(If you're planning to wink at the bank, pay nothing, and let them keep the stock, that's the kind of thing that won't work if it becomes common. At that point, people will point out that you sold stock to the bank and didn't pay the income tax.)
Interest rates are so low that your income from your job at the startup is probably enough, right? Granted it won't work if rates go back up, and the current environment is a bit special.
Plus you might have some dividends on the whole amount.
You're paying interest on top of the loan amount, which you still also have to pay. You may not get the income to pay the loan by selling stock, but you have to get it somehow, and you'll pay income taxes on it.
The point is by borrowing the money you avoid paying the same amount of tax, because the income tax on whatever you're servicing the loan with is not the same amount as what you'd pay if you sold the shares?

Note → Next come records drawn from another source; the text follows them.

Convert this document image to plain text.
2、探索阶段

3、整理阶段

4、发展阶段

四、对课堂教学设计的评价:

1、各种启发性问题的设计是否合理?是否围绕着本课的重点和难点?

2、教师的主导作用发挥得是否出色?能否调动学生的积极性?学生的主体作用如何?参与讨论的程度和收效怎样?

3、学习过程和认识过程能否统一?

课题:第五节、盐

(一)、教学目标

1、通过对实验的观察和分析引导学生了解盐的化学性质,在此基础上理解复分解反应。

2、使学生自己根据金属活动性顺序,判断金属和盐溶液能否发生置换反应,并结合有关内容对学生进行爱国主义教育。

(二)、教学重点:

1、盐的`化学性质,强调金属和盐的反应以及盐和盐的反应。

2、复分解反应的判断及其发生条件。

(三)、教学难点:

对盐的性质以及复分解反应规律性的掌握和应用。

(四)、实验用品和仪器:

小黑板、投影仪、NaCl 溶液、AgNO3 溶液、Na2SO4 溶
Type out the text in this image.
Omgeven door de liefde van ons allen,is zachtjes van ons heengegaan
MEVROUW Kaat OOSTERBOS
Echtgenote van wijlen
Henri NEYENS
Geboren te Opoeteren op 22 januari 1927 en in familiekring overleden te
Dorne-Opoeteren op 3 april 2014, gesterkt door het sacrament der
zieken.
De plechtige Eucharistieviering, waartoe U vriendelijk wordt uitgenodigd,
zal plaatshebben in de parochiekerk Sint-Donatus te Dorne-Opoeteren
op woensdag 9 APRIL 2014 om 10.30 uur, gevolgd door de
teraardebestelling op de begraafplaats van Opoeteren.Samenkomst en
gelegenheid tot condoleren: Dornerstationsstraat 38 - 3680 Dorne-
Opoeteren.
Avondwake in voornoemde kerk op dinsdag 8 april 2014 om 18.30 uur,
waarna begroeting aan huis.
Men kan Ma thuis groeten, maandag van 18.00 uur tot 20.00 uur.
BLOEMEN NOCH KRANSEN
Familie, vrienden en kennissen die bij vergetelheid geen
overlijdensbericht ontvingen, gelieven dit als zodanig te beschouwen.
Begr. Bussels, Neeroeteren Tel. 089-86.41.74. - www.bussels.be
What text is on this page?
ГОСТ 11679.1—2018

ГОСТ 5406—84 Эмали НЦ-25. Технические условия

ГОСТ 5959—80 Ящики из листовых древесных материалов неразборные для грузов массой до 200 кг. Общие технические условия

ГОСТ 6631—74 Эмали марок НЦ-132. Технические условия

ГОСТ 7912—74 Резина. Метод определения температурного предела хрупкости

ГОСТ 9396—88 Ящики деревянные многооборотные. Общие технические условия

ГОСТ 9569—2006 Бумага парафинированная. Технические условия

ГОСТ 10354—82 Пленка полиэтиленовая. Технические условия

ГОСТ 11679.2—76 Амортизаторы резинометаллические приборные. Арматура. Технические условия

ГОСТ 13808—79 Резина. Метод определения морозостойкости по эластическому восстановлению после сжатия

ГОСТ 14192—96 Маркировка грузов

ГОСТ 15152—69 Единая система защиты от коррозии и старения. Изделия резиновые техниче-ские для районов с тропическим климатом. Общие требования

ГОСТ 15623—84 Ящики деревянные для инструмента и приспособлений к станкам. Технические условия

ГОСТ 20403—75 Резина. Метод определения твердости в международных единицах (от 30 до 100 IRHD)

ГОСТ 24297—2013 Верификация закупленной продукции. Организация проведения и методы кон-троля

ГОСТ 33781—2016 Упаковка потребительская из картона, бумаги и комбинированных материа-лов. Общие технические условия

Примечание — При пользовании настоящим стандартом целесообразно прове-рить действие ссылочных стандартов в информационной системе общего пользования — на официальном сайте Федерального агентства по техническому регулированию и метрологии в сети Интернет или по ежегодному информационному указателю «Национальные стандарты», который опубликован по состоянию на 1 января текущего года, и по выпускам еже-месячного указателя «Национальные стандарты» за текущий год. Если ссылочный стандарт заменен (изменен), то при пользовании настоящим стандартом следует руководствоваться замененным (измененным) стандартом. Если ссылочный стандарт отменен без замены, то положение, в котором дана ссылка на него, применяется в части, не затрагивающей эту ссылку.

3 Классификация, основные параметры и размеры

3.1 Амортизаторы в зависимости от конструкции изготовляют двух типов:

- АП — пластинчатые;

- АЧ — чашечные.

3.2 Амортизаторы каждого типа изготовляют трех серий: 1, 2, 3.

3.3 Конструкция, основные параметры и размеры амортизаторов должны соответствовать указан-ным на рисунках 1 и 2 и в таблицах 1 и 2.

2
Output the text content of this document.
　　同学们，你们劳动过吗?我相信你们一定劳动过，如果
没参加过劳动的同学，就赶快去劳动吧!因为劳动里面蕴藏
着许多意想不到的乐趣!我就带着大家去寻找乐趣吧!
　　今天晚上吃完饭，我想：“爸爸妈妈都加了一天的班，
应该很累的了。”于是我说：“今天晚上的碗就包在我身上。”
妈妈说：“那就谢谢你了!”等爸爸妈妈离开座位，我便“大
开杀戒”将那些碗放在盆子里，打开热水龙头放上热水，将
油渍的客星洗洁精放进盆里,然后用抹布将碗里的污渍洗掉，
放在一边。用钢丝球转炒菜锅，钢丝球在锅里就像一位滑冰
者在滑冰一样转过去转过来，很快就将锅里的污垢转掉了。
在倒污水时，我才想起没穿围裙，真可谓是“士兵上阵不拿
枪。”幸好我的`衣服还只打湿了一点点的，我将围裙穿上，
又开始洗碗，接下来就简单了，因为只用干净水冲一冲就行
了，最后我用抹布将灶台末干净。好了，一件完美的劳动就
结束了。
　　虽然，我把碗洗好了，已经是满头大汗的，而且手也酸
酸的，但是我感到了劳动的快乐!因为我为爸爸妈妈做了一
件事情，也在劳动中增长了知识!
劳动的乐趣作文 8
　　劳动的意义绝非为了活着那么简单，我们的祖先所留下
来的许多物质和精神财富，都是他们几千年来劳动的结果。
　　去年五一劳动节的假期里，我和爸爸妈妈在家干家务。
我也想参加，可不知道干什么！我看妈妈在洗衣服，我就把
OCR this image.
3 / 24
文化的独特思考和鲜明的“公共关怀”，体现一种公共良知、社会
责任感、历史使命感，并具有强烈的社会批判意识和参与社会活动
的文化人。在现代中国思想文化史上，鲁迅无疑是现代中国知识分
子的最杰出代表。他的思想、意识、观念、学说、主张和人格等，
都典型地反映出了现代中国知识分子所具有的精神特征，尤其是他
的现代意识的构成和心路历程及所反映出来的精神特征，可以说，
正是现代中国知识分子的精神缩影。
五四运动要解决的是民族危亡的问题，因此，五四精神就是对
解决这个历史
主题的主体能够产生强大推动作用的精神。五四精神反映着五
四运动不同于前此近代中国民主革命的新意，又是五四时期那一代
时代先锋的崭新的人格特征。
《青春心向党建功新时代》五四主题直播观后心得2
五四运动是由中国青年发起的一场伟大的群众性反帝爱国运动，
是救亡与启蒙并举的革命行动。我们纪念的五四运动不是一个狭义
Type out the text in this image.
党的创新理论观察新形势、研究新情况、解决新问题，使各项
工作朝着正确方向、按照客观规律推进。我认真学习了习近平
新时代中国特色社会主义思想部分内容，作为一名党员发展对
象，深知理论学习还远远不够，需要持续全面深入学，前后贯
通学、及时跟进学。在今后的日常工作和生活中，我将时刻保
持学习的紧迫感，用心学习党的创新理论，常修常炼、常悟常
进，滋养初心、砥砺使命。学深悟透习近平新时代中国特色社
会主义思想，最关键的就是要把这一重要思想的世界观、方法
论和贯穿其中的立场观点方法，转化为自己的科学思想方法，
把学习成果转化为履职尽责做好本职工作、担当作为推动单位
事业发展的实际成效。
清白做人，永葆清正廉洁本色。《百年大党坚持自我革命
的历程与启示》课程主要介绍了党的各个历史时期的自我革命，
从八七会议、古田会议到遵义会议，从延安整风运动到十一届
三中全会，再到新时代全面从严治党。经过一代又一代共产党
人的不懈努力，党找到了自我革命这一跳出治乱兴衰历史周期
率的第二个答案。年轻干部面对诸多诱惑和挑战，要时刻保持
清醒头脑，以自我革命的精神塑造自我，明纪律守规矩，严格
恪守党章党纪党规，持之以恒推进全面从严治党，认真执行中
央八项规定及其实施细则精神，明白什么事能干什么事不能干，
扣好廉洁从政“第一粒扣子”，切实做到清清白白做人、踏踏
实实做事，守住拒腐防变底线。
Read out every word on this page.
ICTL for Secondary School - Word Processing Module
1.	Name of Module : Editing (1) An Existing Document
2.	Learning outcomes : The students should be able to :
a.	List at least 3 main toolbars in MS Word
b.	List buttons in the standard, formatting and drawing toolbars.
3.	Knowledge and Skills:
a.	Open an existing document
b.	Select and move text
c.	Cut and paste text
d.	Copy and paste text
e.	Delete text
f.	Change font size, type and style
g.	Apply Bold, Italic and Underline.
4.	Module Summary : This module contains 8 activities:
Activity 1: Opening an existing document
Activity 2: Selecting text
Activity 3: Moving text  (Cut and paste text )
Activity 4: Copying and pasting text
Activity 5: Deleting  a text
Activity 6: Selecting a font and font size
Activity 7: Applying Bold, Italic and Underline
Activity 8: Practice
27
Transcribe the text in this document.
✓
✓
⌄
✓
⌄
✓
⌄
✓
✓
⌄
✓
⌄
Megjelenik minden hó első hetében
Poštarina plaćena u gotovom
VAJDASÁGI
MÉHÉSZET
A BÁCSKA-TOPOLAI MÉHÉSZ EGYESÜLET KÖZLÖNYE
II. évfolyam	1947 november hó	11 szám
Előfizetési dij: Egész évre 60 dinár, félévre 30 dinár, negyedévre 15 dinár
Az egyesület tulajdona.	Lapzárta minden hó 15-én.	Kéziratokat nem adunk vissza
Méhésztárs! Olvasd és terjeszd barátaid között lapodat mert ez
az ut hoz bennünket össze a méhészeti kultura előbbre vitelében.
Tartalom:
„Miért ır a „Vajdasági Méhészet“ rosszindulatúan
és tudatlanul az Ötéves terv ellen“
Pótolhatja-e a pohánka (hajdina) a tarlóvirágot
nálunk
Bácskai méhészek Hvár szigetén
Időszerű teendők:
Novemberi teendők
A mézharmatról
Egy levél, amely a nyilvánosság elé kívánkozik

In a general debt-vs-immediate-payment question that could work, I guess, because you can e.g. pay the debt off over such a long period that the total income you need divided by the number of years you take falls into a lower tax bracket than otherwise.
I have trouble seeing how it would work in the example under discussion, where we know that the person is extremely wealthy -- and thus should hit the maximum income tax bracket no matter what -- and that capital gains taxes are likely to be the least heavily taxed income source available, so that it would be difficult to beat selling stock.
Depends a lot on what country we mean. Also, the debt never had to be repaid. You can keep rolling it as an interest-only loan, so long as the collateral is enough to satisfy the lender.
(If you're planning to wink at the bank, pay nothing, and let them keep the stock, that's the kind of thing that won't work if it becomes common. At that point, people will point out that you sold stock to the bank and didn't pay the income tax.)